Een tweede reden waarom ik de rechtvaardigheid van
Allied Force zou willen betwisten, is een gemaakte fout bij zowel de Kosovaren als het
Westen.
De Kosovaren begonnen goed met een vreedzame strategie onder leiding van
schaduwpresident Rugova. Jammer alleen, dat zij vanaf het begin geen bondgenoten hebben
gezocht onder de liberale krachten binnen de heersende macht in Joegoslavië en verder dat
het UÇK begin 1998 zonder overleg met Rugova Servië militair ging uitdagen. Met dat
laatste gooide het bevrijdingsleger olie op het vuur. Het duurde niet lang of Servië
begon terug te slaan.
Het Westen verwaarloosde Kosovo gedurende acht jaar en verzuimde in die tijd
toepassing van het wapen van de diplomatie en dat van de boycot. Er was wegens de
burgeroorlog in Kroatië en Bosnië sprake van een boycot tegen Servië. Deze heeft
Servië in drie jaar 100 miljard dollar schade toegebracht en deed Milosevic in 1993 het
vredespad inslaan. Het Westen hief die boycot na 'Dayton' echter op, erkende zelfs het
nieuwe Joegoslavië en liet de zaak in Kosovo voor wat het was.
'Rambouillet' was eveneens geen toonbeeld van een geweldloze benadering. Met veel
sabelgekletter en gevechtsklaar gezette vliegtuigen, kregen de partijen een dictaat
voorgezet van slikken of stikken. Het leek ook alsof de VS een verborgen agenda hadden om
de VN te vervangen door de NAVO als internationale politieagent. Servië ging akkoord met
autonomie, maar zette de voeten in het zand toen de NAVO aangaf slechts de eigen troepen
als vredesmacht te willen accepteren en bovendien een stationering van haar manschappen in
heel Joegoslavië eiste, het beruchte Appendix B van het Rambouillet-document.
In het Ahtisaari-akkoord heeft de NAVO deze twee eisen ingeslikt. De VN is weer
terug op het toneel.
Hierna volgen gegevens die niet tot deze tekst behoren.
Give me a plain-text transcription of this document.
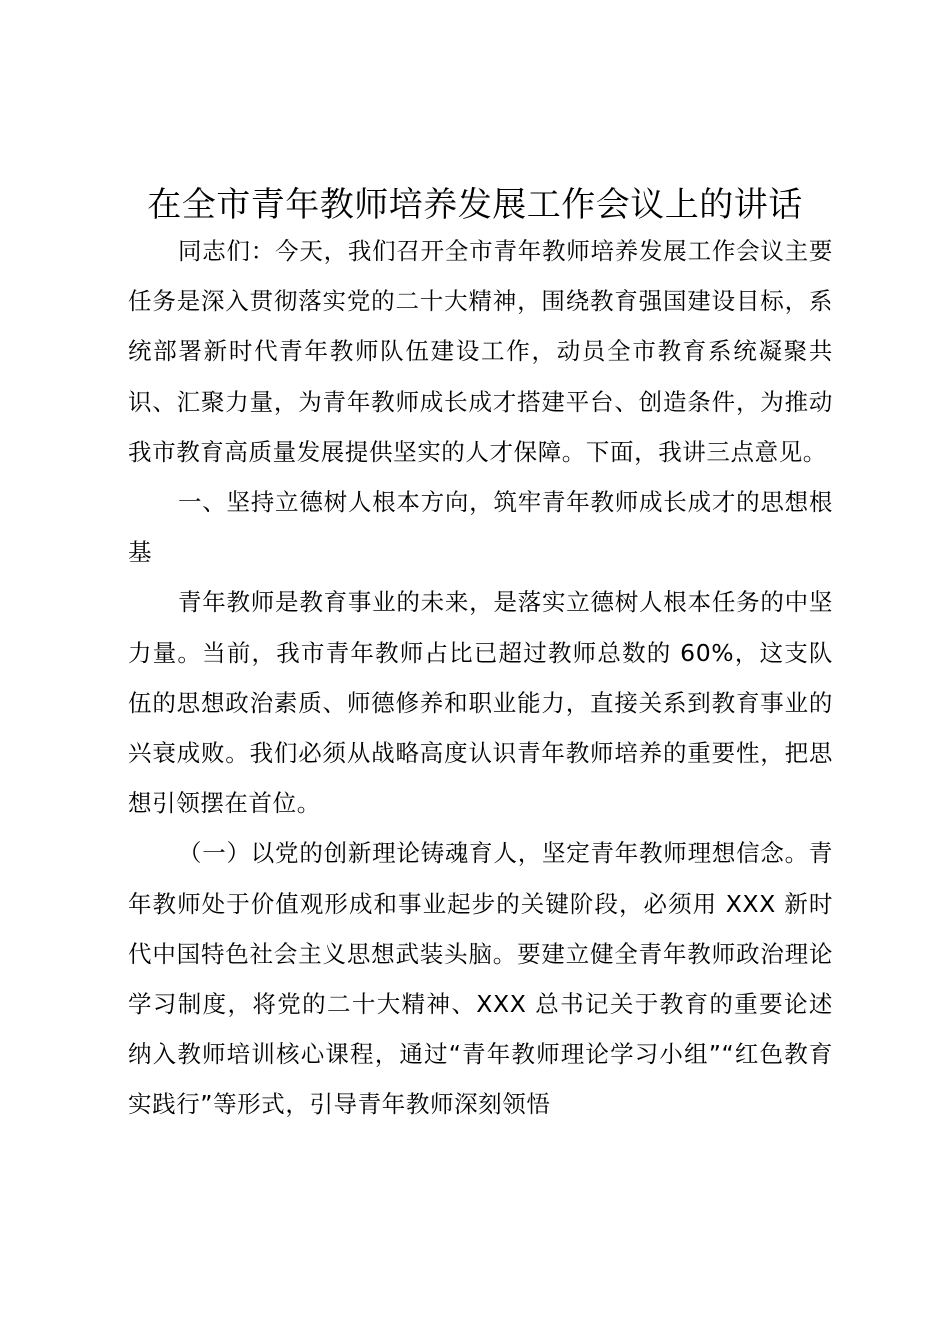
在全市青年教师培养发展工作会议上的讲话

同志们：今天，我们召开全市青年教师培养发展工作会议主要任务是深入贯彻落实党的二十大精神，围绕教育强国建设目标，系统部署新时代青年教师队伍建设工作，动员全市教育系统凝聚共识、汇聚力量，为青年教师成长成才搭建平台、创造条件，为推动我市教育高质量发展提供坚实的人才保障。下面，我讲三点意见。

一、坚持立德树人根本方向，筑牢青年教师成长成才的思想根基

青年教师是教育事业的未来，是落实立德树人根本任务的中坚力量。当前，我市青年教师占比已超过教师总数的 60%，这支队伍的思想政治素质、师德修养和职业能力，直接关系到教育事业的兴衰成败。我们必须从战略高度认识青年教师培养的重要性，把思想引领摆在首位。

（一）以党的创新理论铸魂育人，坚定青年教师理想信念。青年教师处于价值观形成和事业起步的关键阶段，必须用 XXX 新时代中国特色社会主义思想武装头脑。要建立健全青年教师政治理论学习制度，将党的二十大精神、XXX 总书记关于教育的重要论述纳入教师培训核心课程，通过“青年教师理论学习小组”“红色教育实践行”等形式，引导青年教师深刻领悟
Er is inmiddels sprake van een internationale vredesmacht, slechts
gestationeerd in Kosovo. Nieuw in dit akkoord in vergelijking met 'Rambouillet' is ook,
dat niet de NAVO, maar de Vluchtelingenorganisatie van de VN de supervisie heeft over de
terugkeer van de vluchtelingen, dat het referendum in Kosovo na drie jaar autonomie
vervalt, dat het UÇK wordt gedemilitariseerd en dat in overleg met de vredesmacht niet
enkele duizenden Servische soldaten naar Kosovo mogen terugkeren, maar slechts enkele
honderden. Op het laatste punt na, stuk voor stuk concessies van de NAVO die ook in
Rambouillet hadden kunnen worden gedaan, indien het Westen daar echt en ook veel langer
met de betrokken partijen had onderhandeld. De oorlog had dus kunnen worden voorkomen.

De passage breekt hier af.